Some of you may suspect I've had it for a long time, but right at the moment, I'm not really at a loss of things to blog about, I'm overwhelmed with too many. That still amounts to a block, because none of them can make it out and onto the blog. Even if I was only going to post videos and links, there are too many. I've a feeling sometimes I should just start writing about my own, very boring life. I can manage to spice it up a bit for the sake of my readers, can't I?
If I had more hours in my days, I wouldn't have a problem, but I find it hard to compose a serious post of my own when I don't even have time to eat and shower before work. We have a new manager in my department (sort of) and our shifts are all changing next week, and in my own case, I'll probably have even less time to do any writing because of my new hours.
I can't even watch videos for my own pleasure when I'm tired, and even with my current schedule, I'm almost ready to fall asleep when I get home from work. Over the past several months, lack of sleep was starting to affect my health, so I have no choice except to go to bed when I'm tired.

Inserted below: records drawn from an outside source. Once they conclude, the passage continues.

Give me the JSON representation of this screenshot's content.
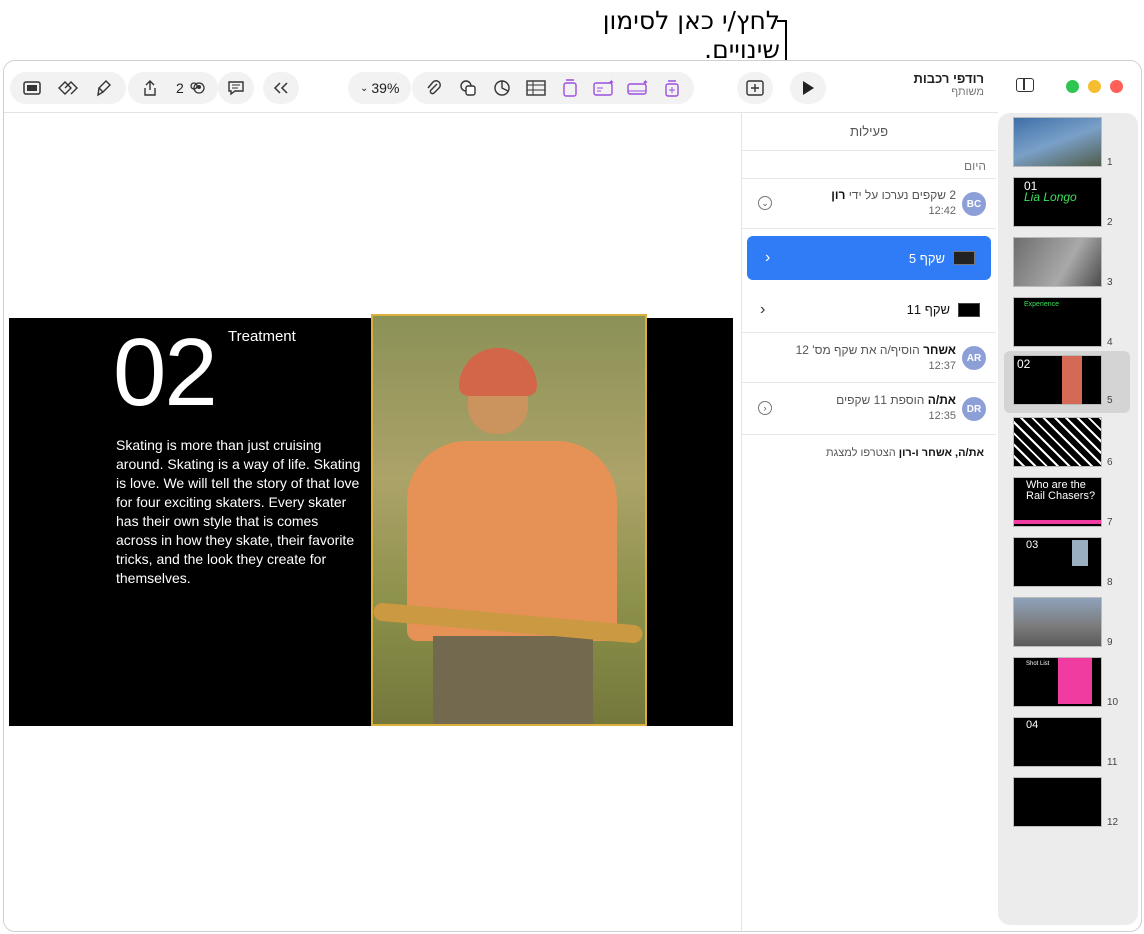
{
  "callout": {
    "text": "לחץ/י כאן לסימון שינויים."
  },
  "toolbar": {
    "collab_count": "2",
    "zoom": "39%",
    "doc_title": "רודפי רכבות",
    "doc_subtitle": "משותף"
  },
  "slide": {
    "number": "02",
    "heading": "Treatment",
    "body": "Skating is more than just cruising around. Skating is a way of life. Skating is love. We will tell the story of that love for four exciting skaters. Every skater has their own style that is comes across in how they skate, their favorite tricks, and the look they create for themselves."
  },
  "activity": {
    "header": "פעילות",
    "today": "היום",
    "rows": [
      {
        "avatar": "BC",
        "text_prefix": "2 שקפים נערכו על ידי ",
        "text_name": "רון",
        "time": "12:42"
      },
      {
        "avatar": "AR",
        "text_name": "אשחר",
        "text_suffix": " הוסיף/ה את שקף מס' 12",
        "time": "12:37"
      },
      {
        "avatar": "DR",
        "text_name": "את/ה",
        "text_suffix": " הוספת 11 שקפים",
        "time": "12:35"
      }
    ],
    "slide5": "שקף 5",
    "slide11": "שקף 11",
    "footer_names": "את/ה, אשחר ו-רון",
    "footer_suffix": " הצטרפו למצגת"
  },
  "navigator": {
    "slides": [
      {
        "num": "1"
      },
      {
        "num": "2",
        "title": "01",
        "subtitle": "Lia Longo"
      },
      {
        "num": "3"
      },
      {
        "num": "4",
        "title": "Experience"
      },
      {
        "num": "5",
        "title": "02"
      },
      {
        "num": "6"
      },
      {
        "num": "7",
        "title": "Who are the Rail Chasers?"
      },
      {
        "num": "8",
        "title": "03"
      },
      {
        "num": "9"
      },
      {
        "num": "10",
        "title": "Shot List"
      },
      {
        "num": "11",
        "title": "04"
      },
      {
        "num": "12"
      }
    ]
  },
  "colors": {
    "accent": "#2f7cf6",
    "selection": "#d9b13a",
    "purple": "#9b4fe0"
  }
}
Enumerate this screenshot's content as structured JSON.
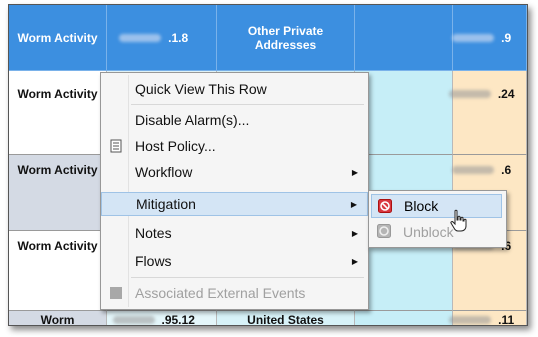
{
  "rows": [
    {
      "type": "Worm Activity",
      "ip_suffix": ".1.8",
      "location": "Other Private Addresses",
      "dest_suffix": ".9"
    },
    {
      "type": "Worm Activity",
      "ip_suffix": "",
      "location": "",
      "dest_suffix": ".24"
    },
    {
      "type": "Worm Activity",
      "ip_suffix": "",
      "location": "",
      "dest_suffix": ".6"
    },
    {
      "type": "Worm Activity",
      "ip_suffix": "",
      "location": "",
      "dest_suffix": ".6"
    },
    {
      "type": "Worm",
      "ip_suffix": ".95.12",
      "location": "United States",
      "dest_suffix": ".11"
    }
  ],
  "context_menu": {
    "items": [
      {
        "label": "Quick View This Row",
        "enabled": true
      },
      {
        "label": "Disable Alarm(s)...",
        "enabled": true
      },
      {
        "label": "Host Policy...",
        "icon": "document-icon",
        "enabled": true
      },
      {
        "label": "Workflow",
        "submenu": true,
        "enabled": true
      },
      {
        "label": "Mitigation",
        "submenu": true,
        "enabled": true,
        "highlighted": true
      },
      {
        "label": "Notes",
        "submenu": true,
        "enabled": true
      },
      {
        "label": "Flows",
        "submenu": true,
        "enabled": true
      },
      {
        "label": "Associated External Events",
        "icon": "external-events-icon",
        "enabled": false
      }
    ]
  },
  "mitigation_submenu": {
    "items": [
      {
        "label": "Block",
        "icon": "block-icon",
        "enabled": true,
        "highlighted": true
      },
      {
        "label": "Unblock",
        "icon": "unblock-icon",
        "enabled": false
      }
    ]
  },
  "colors": {
    "selected_row": "#3c8fe0",
    "menu_highlight": "#d4e5f5",
    "block_icon": "#d9363e"
  }
}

I'm still going to do my best here, and I've even got a few surprises planned. Just don't start thinking I've lost my mind when my posts start getting really sloppy, or that I've abandoned you when I don't post at all for extended periods, or when I do post, it's all just links and videos, because it may just be that it's the price you'll have to pay to get any posts at all out of me.
If for some reason a miracle occurs, just ignore the preceding paragraphs. It won't be the first time I've underestimated myself and my amazing blogging abilities.